About Graded’s mentoring and tutoring program

Graded’s mentoring and tutoring (GMT) program, a new initiative by supervisors Karen Soriano and Nick Mariani, offers high schoolers the opportunity to mentor middle or lower school students. Curious to find out what the experience of tutoring a younger Graded student would be like, I recently joined GMT and had my first encounter with Gabriella, my tutee, a few days ago.

Although I was eager to get to know the third-grader I would be tutoring, I was worried I wouldn’t be able to answer her questions. I know this might sound bizarre coming from a junior, but this concern remained in my mind as I walked into the room where we would meet. To my surprise, though, our first session was full of memorable experiences that easily overcame my fear of being unable to help.

Fernanda Fiszner tutoring
Fernanda Fiszner tutoring

The first thing that surprised me about Gabriella was the fact that she was using her laptop, a device she seemed used to.
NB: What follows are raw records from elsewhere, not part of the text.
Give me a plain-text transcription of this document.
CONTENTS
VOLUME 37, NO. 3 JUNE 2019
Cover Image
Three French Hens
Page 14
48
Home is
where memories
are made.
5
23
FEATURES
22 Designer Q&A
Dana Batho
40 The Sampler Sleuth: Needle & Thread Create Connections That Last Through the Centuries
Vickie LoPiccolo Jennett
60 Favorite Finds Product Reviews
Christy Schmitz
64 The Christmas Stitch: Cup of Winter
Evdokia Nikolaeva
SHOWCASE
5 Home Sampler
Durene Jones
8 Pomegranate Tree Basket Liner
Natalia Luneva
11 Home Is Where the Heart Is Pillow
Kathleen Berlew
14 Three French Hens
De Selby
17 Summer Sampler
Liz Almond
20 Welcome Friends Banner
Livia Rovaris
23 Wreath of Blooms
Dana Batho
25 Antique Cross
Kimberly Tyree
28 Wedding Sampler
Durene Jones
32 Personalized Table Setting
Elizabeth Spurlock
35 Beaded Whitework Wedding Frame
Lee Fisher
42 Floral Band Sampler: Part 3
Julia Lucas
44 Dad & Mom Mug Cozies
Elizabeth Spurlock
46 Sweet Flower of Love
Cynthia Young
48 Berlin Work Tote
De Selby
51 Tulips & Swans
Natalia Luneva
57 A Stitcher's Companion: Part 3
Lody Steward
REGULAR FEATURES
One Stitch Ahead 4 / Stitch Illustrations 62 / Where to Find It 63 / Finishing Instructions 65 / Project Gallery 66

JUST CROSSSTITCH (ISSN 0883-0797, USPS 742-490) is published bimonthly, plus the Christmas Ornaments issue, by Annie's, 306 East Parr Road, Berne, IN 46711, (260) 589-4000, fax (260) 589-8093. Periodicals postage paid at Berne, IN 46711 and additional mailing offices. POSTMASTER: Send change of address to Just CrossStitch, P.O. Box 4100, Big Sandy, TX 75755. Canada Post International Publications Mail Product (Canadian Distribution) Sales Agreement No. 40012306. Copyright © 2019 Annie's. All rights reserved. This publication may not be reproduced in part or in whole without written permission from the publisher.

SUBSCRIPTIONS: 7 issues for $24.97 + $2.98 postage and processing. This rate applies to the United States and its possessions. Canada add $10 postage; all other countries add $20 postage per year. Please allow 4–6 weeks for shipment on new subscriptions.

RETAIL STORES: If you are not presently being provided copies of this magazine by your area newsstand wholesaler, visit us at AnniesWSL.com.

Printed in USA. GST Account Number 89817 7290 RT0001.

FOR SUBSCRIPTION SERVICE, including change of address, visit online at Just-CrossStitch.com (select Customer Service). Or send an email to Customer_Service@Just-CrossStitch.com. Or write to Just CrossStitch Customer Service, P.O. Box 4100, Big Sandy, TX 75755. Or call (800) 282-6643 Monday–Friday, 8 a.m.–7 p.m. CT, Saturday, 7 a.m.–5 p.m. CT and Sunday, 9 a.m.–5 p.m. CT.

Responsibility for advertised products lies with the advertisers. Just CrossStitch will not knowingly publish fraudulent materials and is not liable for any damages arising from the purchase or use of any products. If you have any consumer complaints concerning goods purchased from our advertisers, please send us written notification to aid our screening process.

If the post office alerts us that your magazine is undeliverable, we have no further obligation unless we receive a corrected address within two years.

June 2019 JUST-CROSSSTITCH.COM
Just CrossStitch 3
She was typing a journal response to a book she read—an assignment I remember completing in third grade, but with paper and pencil. When I asked Gabriella how often she used a laptop in class, she told me that most of her homework was done online. This to me was an astonishing realization, because when I was her age any time on the computer was a treat reserved for the weekends. I don’t want to harangue like a grandmother about how kids-these-days are too dependent on technology—especially because I am certainly more addicted to it than third graders—but the amount of time she spent on the computer was certainly thought-provoking.


Despite my astonishment at Gabriella’s technological savvy, during our first meeting I also noticed many similarities between us. It seemed an unbelievable coincidence that the book she was reading, The Littles by John Peterson, was the exact book I read when I was in third grade. It also took me by surprise that the classroom we were in looked very similar to my memory of it. The large cubbies, the cursive name tags taped to the wall, and the daily schedule on the board were still the same. And there’s more: her homeroom class was the same one I had been in eight years ago.

My first experience as a tutor made me recognize changes that have taken place at Graded, as well as more permanent fixtures. Students constantly adapt to new environments and changing conditions, and our school is surely representative of the increasingly rapid technological advancement that affects most of the world. But as evident as these changes may be, some things remain the same—like those oversized cubbies.